Most of my code is working fine so I can do things like this

public WcfResult<Client> AddOrUpdateClient(Client client)
{
    try
    {
        //AddOrUpdateClient returns "Client"
        return client.AddOrUpdateClient(LdapHelper);
    }
    catch (Exception e)
    {
        return new WcfResult<Client>(e);
    }
}

and it works fine, however the folowing code gives a error

public WcfResult<IEnumerable<Client>> GetClients(ClientSearcher clientSearcher)
{
    try
    {
        //GetClients returns "IEnumerable<Client>"
        return Client.GetClients(clientSearcher, LdapHelper, 100);
    }
    catch (Exception e)
    {
        return new WcfResult<IEnumerable<Client>>(e);
    }
}

Where the error is

Cannot implicitly convert type 'System.Collections.Generic.IEnumerable<myNs.Client>'
to 'myNs.WcfResult<System.Collections.Generic.IEnumerable<myNs.Client>>'. An explicit
conversion exists (are you missing a cast?)

What is going wrong that is causing this error to happen?

Harshman answered 10/9, 2012 at 1:57 Comment(0)
C
7

Ah, you've been foiled by a less-than-obvious restriction of the C# Language Specification.

For a given source type S and target type T, if S or T are nullable types, let S0 and T0 refer to their underlying types, otherwise S0 and T0 are equal to S and T respectively. A class or struct is permitted to declare a conversion from a source type S to a target type T only if all of the following are true:

· S0 and T0 are different types.

· Either S0 or T0 is the class or struct type in which the operator declaration takes place.

· Neither S0 nor T0 is an interface-type.
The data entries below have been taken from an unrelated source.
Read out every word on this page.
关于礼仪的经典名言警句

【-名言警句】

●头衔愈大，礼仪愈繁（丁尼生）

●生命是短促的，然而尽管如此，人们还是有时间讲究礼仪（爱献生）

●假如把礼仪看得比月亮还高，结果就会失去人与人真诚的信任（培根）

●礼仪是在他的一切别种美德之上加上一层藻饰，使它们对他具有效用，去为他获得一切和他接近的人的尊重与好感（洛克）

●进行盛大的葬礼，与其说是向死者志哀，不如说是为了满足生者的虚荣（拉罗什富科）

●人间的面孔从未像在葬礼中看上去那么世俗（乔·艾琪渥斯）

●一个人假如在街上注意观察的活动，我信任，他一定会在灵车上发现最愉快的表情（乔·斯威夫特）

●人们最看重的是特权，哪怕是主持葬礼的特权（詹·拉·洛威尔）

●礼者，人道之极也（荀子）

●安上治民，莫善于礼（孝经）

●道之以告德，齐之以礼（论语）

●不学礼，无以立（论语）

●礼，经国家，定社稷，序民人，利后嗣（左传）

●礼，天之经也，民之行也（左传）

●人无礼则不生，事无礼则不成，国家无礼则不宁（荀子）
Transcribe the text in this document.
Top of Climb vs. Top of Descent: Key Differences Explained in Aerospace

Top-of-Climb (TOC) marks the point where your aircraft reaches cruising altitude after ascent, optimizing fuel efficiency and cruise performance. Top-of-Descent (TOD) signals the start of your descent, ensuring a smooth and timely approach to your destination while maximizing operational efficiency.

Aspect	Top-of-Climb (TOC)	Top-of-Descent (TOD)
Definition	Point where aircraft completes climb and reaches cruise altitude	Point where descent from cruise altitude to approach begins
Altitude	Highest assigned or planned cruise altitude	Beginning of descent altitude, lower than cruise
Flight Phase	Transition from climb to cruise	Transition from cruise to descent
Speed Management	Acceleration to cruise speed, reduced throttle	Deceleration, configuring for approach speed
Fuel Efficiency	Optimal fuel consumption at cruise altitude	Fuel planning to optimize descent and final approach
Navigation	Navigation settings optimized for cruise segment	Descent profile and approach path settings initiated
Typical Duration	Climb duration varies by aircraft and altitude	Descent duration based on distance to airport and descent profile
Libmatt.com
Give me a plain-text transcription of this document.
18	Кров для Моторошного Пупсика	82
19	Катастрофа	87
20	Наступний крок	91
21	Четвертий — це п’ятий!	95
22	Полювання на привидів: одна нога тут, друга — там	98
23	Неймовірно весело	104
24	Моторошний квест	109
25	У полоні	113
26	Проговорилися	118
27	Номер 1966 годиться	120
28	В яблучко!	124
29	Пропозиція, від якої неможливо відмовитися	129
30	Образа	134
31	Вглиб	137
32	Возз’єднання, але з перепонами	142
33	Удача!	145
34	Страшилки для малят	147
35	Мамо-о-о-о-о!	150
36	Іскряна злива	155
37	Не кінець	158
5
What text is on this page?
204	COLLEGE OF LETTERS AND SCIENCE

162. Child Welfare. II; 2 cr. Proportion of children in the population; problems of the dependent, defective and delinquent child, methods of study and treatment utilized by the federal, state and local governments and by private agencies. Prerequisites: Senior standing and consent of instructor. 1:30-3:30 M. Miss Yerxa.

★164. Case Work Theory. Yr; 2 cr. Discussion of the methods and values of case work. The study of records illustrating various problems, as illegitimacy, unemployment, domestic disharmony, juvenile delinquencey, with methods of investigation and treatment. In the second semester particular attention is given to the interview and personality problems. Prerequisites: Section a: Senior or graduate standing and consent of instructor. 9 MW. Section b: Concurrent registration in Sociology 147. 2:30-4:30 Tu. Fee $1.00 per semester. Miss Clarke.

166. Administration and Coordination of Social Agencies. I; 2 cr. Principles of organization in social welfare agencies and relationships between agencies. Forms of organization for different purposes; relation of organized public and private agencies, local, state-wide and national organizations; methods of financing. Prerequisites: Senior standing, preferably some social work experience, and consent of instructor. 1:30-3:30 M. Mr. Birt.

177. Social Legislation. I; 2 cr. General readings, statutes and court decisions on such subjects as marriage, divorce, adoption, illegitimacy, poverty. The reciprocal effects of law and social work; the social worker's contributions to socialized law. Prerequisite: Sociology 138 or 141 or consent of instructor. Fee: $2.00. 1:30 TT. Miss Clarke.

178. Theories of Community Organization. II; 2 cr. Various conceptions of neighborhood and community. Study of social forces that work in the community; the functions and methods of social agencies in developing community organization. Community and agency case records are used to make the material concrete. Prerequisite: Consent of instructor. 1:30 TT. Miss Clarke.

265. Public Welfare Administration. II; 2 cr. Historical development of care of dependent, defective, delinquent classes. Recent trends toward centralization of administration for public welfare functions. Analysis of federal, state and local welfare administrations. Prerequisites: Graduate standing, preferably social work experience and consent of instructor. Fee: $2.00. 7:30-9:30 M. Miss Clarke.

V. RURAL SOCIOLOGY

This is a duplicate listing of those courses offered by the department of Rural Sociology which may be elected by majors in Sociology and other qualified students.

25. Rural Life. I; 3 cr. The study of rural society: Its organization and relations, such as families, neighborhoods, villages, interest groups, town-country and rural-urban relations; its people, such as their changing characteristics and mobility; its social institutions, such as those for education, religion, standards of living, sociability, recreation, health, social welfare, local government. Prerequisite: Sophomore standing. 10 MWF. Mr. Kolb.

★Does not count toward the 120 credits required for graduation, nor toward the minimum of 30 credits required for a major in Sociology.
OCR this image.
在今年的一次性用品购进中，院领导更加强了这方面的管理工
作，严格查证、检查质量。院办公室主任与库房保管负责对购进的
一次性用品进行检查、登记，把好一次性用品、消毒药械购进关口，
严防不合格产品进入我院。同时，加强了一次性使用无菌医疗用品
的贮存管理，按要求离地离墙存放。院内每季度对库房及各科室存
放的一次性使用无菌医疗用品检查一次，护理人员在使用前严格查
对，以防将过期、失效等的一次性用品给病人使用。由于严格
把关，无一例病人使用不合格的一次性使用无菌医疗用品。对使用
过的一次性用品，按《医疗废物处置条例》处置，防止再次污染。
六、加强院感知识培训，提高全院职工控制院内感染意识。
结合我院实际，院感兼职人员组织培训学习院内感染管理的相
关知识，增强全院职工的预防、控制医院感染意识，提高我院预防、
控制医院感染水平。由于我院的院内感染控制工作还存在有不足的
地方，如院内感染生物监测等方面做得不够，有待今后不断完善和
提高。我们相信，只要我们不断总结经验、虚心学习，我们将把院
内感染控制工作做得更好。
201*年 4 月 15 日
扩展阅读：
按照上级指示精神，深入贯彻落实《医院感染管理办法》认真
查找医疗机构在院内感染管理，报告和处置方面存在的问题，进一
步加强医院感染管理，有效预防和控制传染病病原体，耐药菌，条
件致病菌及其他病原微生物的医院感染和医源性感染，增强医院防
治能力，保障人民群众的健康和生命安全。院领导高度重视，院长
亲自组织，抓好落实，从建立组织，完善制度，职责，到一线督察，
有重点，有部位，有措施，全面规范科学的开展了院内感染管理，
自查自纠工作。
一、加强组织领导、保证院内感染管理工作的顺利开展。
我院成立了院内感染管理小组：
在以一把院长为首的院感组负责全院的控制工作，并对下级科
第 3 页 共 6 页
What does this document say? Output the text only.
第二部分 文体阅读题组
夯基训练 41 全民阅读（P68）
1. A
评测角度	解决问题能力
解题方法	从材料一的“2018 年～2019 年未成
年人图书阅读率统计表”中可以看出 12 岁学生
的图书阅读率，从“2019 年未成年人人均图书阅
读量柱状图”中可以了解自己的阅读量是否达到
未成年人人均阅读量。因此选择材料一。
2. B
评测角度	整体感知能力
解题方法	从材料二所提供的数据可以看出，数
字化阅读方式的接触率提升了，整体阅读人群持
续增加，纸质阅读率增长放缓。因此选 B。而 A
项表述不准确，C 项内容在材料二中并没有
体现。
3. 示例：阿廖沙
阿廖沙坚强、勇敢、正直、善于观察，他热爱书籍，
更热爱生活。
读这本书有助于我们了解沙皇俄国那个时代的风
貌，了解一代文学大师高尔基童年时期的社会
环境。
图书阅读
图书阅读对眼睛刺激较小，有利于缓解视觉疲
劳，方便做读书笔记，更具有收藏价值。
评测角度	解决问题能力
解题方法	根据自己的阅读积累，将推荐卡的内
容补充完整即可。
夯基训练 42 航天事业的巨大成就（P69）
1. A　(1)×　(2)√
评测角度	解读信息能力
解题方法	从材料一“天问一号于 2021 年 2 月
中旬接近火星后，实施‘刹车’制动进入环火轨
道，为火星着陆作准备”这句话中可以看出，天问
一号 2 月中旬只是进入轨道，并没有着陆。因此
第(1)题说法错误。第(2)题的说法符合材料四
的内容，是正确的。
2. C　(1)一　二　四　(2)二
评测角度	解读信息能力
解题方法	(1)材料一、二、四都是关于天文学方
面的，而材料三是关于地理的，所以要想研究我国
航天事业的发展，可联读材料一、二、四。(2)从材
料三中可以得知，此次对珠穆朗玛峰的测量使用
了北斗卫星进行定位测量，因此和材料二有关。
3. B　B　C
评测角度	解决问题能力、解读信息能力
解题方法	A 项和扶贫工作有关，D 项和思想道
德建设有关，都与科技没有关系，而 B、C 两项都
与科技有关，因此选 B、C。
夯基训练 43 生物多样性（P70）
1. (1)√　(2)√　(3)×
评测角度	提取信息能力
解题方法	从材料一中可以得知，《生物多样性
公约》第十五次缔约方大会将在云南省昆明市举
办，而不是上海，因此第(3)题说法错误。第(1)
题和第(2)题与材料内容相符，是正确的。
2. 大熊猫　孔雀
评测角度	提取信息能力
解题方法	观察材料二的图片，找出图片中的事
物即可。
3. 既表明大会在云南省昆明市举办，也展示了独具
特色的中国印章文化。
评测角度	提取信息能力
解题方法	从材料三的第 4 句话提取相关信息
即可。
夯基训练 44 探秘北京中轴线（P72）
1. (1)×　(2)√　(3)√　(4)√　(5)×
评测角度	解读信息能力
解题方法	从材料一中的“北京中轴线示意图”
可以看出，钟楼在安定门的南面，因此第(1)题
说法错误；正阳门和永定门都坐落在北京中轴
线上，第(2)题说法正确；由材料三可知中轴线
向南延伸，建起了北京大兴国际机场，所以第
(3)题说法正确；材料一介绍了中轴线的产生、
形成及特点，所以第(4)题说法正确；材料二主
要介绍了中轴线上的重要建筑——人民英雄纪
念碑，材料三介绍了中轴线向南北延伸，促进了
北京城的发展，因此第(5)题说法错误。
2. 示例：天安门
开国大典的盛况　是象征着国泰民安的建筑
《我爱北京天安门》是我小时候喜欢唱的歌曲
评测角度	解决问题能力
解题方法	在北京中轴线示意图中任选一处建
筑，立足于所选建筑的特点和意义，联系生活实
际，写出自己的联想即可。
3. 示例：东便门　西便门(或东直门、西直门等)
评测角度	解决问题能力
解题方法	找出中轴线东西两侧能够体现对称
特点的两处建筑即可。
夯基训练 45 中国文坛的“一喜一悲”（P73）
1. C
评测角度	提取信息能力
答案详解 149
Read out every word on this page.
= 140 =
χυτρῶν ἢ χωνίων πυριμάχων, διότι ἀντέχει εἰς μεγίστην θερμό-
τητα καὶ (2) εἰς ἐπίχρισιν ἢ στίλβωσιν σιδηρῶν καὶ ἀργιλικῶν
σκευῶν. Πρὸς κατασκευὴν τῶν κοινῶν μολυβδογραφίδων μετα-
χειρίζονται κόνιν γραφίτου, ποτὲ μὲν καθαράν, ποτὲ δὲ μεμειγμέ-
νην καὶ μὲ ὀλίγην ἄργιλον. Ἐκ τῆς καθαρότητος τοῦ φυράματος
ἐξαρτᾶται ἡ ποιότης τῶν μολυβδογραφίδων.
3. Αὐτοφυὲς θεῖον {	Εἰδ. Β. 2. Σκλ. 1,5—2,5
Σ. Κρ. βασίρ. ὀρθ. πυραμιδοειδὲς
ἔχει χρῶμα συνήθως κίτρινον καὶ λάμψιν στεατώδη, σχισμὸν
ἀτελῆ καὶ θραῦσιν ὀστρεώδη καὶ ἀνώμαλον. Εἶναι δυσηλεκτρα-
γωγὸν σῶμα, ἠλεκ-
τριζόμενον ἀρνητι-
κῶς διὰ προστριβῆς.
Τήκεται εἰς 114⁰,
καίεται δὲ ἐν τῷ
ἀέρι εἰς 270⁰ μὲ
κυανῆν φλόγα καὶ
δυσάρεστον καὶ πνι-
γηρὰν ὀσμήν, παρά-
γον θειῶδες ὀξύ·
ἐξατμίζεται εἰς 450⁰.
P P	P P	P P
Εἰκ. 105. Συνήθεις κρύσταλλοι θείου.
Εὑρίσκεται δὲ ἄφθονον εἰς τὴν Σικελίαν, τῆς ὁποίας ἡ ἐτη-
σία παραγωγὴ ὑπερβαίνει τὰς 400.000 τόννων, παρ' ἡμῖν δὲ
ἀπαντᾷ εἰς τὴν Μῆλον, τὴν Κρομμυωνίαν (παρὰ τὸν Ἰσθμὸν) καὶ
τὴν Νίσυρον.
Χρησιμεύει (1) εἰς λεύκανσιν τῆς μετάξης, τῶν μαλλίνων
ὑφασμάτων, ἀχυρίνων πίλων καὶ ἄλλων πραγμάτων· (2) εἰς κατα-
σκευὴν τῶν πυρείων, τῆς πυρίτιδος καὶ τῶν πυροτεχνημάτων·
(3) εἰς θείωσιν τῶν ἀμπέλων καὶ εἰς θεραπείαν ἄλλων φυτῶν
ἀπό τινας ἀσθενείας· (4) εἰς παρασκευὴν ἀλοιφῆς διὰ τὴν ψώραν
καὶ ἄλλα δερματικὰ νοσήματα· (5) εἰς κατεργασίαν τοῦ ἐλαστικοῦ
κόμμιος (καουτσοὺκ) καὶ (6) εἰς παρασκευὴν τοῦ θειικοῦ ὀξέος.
· Excluding user-defined conversions, a conversion does not exist from S to T or from T to S.

Now, it doesn't seem like this would apply because your implicit conversion function takes a generic parameter, but this restriction seems to apply to types used as generic arguments just as much. I took your example and changed IEnumerable to List (a full type, not just an interface) and it compiled without error.

To make a long story short, you're simply going to need to wrap any expression that returns an interface type in the WcfResult constructor, because the implicit cast won't be available for it.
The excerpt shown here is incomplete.